Connecting cesspools and coral

KAPAA — Human activities can impact reef health, making it less resilient, according to a recent study conducted by researchers with The Nature Conservancy, and Kauai-based marine biologist Katie Muzik thinks that’s the case on the island.

“I would say the cesspools on Kauai have an impact on the reefs because the hormones and chemicals from them travel into the ocean and affect all the sealife in ways we don’t even know about yet,” Muzik said. “Of course these other factors, like sediment and bleaching, have an effect as well.”

According to the state department of health, cesspools concentrate the wastewater in one location, often deep within the ground and in direct contact with groundwater, causing groundwater contamination.

In previous articles, Janice Okubo, DOH spokeswoman has told The Garden Island the groundwater flows into drinking water wells, streams and the ocean, harming public health and the environment, including beaches and coral reefs.

Currently, the state has a program in place to upgrade cesspool systems to septic systems and there’s a possibility of securing $10,000 in tax credits to do so, if you qualify.

However, Muzik said she thinks the state needs to be looking at different solutions because septic systems aren’t much better than cesspools when it comes to the possibility of water contamination.

Carl Berg, local water expert and coordinator for Surfrider Kauai’s Blue Water Taskforce, in a June 27 TGI article, explained that septic systems “don’t take out anything really except the bacteria.”

“They release nitrogen into the groundwater, and all these pharmaceuticals and personal care products,” Berg told TGI.

Berg and Muzik both urge the state to look at alternative ways of waste management on the island, such as systems that can recycle black water into water clean enough to be used in irrigation.

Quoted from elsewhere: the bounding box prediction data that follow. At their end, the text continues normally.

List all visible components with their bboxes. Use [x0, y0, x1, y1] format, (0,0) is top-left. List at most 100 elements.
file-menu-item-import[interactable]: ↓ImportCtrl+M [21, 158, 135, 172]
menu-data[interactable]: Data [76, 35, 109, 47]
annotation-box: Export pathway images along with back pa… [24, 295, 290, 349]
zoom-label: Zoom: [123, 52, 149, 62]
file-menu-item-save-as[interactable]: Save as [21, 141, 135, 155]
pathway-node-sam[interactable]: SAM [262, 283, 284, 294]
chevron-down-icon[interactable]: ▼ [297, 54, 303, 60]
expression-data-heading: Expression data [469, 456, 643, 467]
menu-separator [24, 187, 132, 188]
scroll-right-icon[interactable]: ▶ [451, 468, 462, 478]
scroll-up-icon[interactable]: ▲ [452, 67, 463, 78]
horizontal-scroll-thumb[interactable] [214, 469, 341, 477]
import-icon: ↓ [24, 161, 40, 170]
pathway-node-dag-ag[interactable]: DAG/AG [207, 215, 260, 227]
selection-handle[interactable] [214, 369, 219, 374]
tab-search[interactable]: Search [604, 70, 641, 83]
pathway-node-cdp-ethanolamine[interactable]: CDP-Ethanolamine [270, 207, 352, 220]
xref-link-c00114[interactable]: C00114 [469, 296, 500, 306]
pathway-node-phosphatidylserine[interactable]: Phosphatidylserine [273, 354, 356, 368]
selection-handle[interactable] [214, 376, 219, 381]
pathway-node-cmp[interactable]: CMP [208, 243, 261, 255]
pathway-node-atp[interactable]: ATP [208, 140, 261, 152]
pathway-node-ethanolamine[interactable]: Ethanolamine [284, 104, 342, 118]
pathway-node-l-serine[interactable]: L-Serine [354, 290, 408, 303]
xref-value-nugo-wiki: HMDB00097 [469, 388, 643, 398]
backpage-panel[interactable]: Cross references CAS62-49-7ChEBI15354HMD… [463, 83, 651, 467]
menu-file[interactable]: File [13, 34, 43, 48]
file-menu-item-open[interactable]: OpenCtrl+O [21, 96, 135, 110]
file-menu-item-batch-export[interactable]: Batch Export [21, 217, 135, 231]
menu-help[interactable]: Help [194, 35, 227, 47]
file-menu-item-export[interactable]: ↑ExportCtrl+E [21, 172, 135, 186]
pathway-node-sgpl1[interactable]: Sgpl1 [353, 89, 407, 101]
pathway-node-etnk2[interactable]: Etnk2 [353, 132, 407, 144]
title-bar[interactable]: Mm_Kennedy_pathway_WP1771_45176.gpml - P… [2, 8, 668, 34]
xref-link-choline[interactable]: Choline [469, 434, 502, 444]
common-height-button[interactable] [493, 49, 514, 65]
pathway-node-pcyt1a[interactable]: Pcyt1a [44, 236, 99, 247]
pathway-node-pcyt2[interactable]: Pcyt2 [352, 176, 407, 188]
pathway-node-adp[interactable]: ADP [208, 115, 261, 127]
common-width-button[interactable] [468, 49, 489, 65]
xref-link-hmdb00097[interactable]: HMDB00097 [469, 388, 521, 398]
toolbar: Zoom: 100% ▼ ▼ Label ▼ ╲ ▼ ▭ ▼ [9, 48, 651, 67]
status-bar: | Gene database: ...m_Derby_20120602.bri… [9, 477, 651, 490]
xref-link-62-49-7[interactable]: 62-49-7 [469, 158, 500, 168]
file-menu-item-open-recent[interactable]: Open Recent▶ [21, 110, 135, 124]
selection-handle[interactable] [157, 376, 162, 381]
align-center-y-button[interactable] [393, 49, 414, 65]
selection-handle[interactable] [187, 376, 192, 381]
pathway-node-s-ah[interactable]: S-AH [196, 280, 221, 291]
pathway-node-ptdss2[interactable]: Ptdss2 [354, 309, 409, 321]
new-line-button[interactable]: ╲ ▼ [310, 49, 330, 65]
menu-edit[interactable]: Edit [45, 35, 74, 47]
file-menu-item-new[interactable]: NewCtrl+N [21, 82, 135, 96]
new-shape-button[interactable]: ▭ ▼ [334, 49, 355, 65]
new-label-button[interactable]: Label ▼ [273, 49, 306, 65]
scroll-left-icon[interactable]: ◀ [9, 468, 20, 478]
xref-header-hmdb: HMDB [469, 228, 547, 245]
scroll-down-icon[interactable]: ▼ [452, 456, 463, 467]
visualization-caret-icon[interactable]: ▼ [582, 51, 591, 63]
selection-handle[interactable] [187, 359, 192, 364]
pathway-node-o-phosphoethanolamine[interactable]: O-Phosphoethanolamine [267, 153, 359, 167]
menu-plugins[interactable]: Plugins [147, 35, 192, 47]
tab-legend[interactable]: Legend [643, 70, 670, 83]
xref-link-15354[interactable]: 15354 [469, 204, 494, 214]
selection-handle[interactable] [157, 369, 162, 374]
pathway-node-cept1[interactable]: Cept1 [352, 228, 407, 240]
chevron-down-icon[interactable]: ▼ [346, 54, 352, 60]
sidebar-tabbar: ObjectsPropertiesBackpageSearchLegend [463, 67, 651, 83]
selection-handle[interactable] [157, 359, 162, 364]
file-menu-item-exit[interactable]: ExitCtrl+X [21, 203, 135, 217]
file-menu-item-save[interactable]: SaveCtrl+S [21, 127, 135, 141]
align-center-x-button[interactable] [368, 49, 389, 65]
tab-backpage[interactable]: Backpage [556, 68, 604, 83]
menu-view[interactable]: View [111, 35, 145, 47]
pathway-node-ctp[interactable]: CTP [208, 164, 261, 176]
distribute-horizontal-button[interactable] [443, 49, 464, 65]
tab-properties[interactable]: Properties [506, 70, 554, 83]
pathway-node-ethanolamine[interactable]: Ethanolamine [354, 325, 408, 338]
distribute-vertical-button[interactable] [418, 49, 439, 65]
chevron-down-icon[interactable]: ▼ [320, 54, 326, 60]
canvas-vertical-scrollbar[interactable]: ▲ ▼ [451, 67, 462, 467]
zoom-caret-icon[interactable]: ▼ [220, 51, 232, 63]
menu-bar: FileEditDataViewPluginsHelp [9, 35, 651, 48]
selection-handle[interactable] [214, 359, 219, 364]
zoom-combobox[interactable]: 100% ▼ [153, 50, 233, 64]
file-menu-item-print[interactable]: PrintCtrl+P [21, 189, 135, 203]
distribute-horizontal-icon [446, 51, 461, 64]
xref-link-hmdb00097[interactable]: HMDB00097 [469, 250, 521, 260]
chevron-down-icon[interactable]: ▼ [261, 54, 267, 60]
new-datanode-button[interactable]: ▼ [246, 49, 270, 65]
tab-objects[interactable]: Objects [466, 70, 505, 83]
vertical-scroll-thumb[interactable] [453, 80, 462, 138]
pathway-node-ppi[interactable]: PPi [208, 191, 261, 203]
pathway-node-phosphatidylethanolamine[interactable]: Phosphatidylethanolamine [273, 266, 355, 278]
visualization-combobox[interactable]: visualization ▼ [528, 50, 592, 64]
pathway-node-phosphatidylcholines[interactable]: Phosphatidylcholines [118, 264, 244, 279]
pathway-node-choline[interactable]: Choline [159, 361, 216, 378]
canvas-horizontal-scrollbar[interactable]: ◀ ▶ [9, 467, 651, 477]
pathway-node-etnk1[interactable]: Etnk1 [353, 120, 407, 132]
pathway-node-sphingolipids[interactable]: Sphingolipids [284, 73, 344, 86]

“We must use the technology available to decrease release of toxic materials from land to sea,” Muzik said.

The Nature Conservancy of Hawaii’s study was conducted in partnership with the National Oceanic and Atmospheric Administration (NOAA) and Marine Applied Research Center.

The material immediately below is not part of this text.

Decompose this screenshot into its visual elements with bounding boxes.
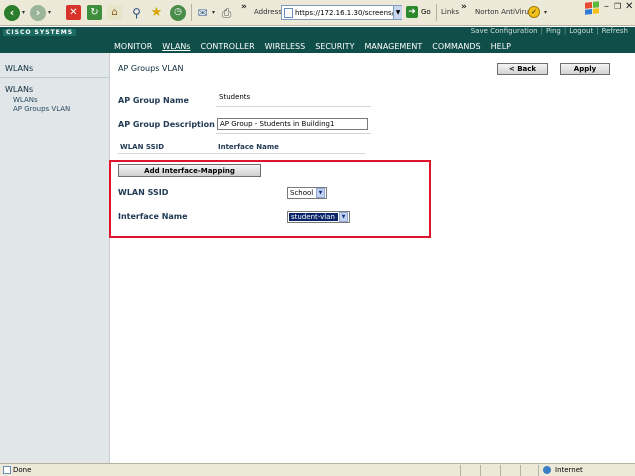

It looked at the reefs of West Hawaii after a major bleaching event in 2015 caused significant damage. At the sites surveyed, rates of partially or fully bleached coral colonies ranged from 38% to 92%, with more than 90% mortality in some sites.

“Rising sea surface temperatures are a threat to corals globally, but man-made threats are adding more stress to reefs in West Hawaii,” said Eric Conklin, the Conservancy’s director of Marine Science, who presented the study results at last week’s 13th International Coral Reef Symposium.

He added: “To make our reefs more resilient, we need to manage the threats that we can, like reducing fishing pressure on fish that protect reef health by keeping them clean of harmful algae; or reducing runoff of sediments from coastal development and nutrients from outdated wastewater treatment systems.”

The goal of the study was to assess the condition of the reefs and to identify actions that managers and local community members can take to help restore and protect their reefs and nearshore fisheries from further damage. With the planet facing another record hot year, experts say there is considerable urgency to the research.

Researchers sought to assess the condition of the reefs of South Kohala and North Kona, and to identify factors that lead to resilience, or the ability of a reef to recover from extreme events such as coral bleaching.

“Ocean waters are getting hotter and more acidic, and that’s bad news for coral reefs,” said Conklin. “What we have been doing is not sufficient to protect reefs into the future, so the fundamental question is: What can we do to best assure reefs survive in a changing climate?”

Chad Wiggins, the Conservancy’s Hawaii Island marine director, said managers have limited resources to protect reefs and need to make tough choices about where and on what to work. “To do this we need to understand which reefs have the best chance of surviving into the future. This means understanding which reefs are healthiest, as well as which are doing poorly and why,” he said.

To help answer those questions, the Conservancy and its partners conducted detailed surveys along the West Hawaii coastline, with a focus on the reefs of North Kona and South Kohala. The work involved nearly 200 dives at 40 sites from Kawaihae to Keauhou.

Initially, they’ve found major factors that influence coral resilience are the particular species of coral, which reefs have new corals readily settling on available surfaces; and how much of the reef has already been invaded by algae, which compete with coral.

Also evident from the study is that human threats impact reef health. These include overfishing of seaweed-eating fish, sedimentation and nutrient pollution, all of which make reefs less resilient and more susceptible to further damage.

The study, funded by the NOAA Coral Reef Conservation Program, was co-authored by Jeffrey Maynard of the Marine Applied Research Center, and Jonathan Martinez, Danielle Jayewardene, Douglas Harper and Lani Watson, all of the National Oceanic and Atmospheric Administration.

The immediate next step is to present the survey results to government and community partners, so they can begin incorporating resilience into their management actions.